This year I was able to wrangle my way onto the race-committee boat to take some pictures of the start of the sailing race, a race, as the PRO for the day said, "is the most eclectic sailing race in the U.S." I heartily agree. This race is governed by three sensible rules (since most of the competitors aren't racers and have no idea what the ISAF racing rules are and how they are applied);
- Don't hit anyone!
- If you hit a mark, go around it on the correct side.
- If you are confused by the start, just go when everybody else goes.
I'll split my photos into two posts.
There is always lots of "splaining" and gesturing on the docks.
The main dock has two floating docks at the end where most of the leaving and returning takes place. A Thistle racing dinghy tied off at the end.
Unlike most dinghy racers, some competitors at MASCF consider it a badge of glory to row out to the starting line.

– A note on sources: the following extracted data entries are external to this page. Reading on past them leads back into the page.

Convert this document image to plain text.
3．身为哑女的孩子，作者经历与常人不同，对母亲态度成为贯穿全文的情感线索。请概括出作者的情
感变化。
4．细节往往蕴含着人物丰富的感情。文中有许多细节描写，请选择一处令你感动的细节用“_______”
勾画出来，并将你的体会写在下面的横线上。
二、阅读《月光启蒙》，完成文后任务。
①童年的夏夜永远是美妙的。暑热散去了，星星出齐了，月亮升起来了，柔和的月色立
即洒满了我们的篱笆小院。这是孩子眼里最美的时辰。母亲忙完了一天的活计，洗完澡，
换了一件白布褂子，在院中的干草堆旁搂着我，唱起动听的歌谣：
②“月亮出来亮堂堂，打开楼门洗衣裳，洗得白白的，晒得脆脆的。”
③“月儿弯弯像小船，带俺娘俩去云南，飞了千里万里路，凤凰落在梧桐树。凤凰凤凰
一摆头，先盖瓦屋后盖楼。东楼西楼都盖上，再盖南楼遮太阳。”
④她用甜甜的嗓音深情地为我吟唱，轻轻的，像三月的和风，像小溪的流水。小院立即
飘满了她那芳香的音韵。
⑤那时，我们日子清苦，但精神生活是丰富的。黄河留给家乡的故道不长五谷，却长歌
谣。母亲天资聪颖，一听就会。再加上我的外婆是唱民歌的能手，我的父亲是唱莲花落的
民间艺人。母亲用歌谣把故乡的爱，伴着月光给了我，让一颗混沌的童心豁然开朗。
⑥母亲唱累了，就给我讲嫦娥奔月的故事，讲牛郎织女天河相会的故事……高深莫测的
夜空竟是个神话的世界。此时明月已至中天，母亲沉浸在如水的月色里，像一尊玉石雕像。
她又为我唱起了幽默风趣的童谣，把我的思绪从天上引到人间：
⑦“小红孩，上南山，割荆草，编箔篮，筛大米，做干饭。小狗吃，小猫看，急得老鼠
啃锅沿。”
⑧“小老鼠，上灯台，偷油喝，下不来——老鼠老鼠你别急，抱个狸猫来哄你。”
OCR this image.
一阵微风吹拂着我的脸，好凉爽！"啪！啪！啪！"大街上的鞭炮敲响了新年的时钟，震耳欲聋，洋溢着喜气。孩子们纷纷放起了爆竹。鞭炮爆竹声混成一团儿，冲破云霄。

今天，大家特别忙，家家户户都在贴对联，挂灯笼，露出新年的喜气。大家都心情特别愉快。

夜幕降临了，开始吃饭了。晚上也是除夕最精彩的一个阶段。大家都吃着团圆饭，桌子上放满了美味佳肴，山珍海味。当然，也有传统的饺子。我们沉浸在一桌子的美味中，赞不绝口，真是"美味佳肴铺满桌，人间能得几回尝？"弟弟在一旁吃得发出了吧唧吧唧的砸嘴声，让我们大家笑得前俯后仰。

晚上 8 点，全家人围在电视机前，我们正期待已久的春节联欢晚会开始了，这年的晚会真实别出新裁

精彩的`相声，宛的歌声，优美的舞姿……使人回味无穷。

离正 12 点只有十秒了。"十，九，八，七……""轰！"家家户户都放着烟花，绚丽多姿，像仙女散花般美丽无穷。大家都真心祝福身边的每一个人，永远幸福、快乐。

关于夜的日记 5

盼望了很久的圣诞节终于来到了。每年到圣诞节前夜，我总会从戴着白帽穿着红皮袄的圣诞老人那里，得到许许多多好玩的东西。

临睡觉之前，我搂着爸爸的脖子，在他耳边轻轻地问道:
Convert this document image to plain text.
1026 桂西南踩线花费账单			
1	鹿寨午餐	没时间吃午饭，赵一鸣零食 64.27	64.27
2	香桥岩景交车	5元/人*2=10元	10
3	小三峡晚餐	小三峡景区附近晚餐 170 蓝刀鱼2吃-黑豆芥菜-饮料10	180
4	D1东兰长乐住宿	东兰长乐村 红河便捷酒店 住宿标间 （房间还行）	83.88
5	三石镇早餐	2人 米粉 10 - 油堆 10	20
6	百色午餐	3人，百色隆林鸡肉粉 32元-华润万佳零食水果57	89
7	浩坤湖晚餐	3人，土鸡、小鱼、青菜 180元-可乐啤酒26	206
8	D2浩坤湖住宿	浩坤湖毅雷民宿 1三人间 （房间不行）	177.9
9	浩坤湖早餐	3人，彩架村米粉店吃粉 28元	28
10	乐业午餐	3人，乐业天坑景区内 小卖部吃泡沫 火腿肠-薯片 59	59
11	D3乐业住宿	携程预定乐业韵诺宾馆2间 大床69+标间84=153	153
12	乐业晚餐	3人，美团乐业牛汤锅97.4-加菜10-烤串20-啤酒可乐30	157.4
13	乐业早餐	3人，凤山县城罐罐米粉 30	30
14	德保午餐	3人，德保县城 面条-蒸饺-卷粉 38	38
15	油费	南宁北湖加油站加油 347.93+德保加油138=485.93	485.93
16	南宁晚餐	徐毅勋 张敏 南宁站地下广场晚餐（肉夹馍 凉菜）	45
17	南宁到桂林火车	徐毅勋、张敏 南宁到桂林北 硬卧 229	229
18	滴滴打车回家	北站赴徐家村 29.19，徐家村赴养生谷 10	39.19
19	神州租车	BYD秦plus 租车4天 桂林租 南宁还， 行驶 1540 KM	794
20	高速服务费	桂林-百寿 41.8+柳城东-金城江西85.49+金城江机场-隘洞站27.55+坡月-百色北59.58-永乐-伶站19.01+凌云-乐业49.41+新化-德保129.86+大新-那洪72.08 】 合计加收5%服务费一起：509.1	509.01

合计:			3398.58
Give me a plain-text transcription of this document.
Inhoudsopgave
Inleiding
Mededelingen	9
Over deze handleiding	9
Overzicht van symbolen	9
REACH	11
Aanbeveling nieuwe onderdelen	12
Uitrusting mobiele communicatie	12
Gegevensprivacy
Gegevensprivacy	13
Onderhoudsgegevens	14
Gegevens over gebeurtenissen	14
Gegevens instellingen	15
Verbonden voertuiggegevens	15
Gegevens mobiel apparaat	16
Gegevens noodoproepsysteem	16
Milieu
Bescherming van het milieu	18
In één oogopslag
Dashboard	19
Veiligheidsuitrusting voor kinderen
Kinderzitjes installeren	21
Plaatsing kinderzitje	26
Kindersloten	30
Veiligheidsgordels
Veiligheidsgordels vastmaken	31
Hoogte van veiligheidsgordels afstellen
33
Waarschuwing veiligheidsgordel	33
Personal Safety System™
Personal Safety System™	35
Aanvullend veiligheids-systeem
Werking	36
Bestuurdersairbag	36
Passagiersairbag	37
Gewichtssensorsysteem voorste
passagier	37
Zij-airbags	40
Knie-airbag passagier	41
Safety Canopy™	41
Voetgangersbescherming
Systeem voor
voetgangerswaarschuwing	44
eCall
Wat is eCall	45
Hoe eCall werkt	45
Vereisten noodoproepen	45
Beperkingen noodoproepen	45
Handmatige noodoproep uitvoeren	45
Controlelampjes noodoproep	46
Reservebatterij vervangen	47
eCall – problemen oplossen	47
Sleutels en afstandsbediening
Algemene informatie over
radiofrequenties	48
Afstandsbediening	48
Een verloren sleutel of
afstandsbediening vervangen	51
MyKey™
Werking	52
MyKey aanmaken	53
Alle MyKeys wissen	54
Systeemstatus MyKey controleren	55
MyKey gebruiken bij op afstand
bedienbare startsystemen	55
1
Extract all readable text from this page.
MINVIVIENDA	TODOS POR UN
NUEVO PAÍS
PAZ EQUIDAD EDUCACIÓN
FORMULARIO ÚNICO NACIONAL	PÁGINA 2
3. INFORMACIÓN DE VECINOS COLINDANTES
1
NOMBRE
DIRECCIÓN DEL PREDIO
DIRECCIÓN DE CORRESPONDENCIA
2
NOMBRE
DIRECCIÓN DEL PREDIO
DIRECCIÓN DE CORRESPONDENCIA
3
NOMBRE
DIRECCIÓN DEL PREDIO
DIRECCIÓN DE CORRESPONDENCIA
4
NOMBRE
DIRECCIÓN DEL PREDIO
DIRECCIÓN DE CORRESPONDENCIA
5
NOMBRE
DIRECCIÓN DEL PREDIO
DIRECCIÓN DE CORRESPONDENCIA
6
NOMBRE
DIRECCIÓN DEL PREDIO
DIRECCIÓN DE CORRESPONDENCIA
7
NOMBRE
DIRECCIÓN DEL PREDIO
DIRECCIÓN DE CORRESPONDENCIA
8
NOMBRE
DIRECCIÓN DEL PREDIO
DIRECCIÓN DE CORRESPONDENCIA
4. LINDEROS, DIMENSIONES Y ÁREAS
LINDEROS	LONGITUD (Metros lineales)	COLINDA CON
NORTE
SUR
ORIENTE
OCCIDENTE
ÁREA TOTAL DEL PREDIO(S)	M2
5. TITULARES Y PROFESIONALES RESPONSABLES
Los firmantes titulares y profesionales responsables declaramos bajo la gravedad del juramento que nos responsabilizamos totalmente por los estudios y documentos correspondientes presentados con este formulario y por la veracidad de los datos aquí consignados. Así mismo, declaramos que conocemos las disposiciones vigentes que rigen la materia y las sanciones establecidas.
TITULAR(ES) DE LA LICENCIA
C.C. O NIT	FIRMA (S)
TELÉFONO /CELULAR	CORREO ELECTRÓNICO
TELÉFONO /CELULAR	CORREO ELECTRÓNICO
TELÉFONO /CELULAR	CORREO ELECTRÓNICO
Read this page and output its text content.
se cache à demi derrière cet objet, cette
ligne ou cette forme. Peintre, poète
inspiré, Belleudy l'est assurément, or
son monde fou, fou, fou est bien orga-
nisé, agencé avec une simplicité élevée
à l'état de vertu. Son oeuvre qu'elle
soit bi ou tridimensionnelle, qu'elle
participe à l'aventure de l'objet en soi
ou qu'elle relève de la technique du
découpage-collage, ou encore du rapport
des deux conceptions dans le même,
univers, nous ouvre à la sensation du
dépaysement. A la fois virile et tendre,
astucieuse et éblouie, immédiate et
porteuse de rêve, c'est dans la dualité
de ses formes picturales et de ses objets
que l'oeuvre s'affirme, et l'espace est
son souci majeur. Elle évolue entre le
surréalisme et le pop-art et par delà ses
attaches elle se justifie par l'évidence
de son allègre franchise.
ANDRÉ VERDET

The race committee boat was CBMM's beutifully restored Smith Island workboat with plenty of open cockpit. Competitors are lining up to start with less than a minute to go. We can see an ACA sailing canoe with Lavertue's reproduction late 1800's batwing sailing canoe in the background. The orange sail belongs to a fiberglass catboat from Florida.
And they're off. Wind looked like it might be stronger than it was from shore so some sailors mistakenly reefed only to find a nice 8-10 with slightly higher gusts. The winning Thistle started up near the weather shore. (The Thistle sails can be seen peeking out behind the repro sailing canoe.)
I have to admit I was mightily impressed puttering around in the Smith Island work boat. The damping of the vibrations of the diesel by the thick wood hull made the jaunt to and from the harbor a delightful ride.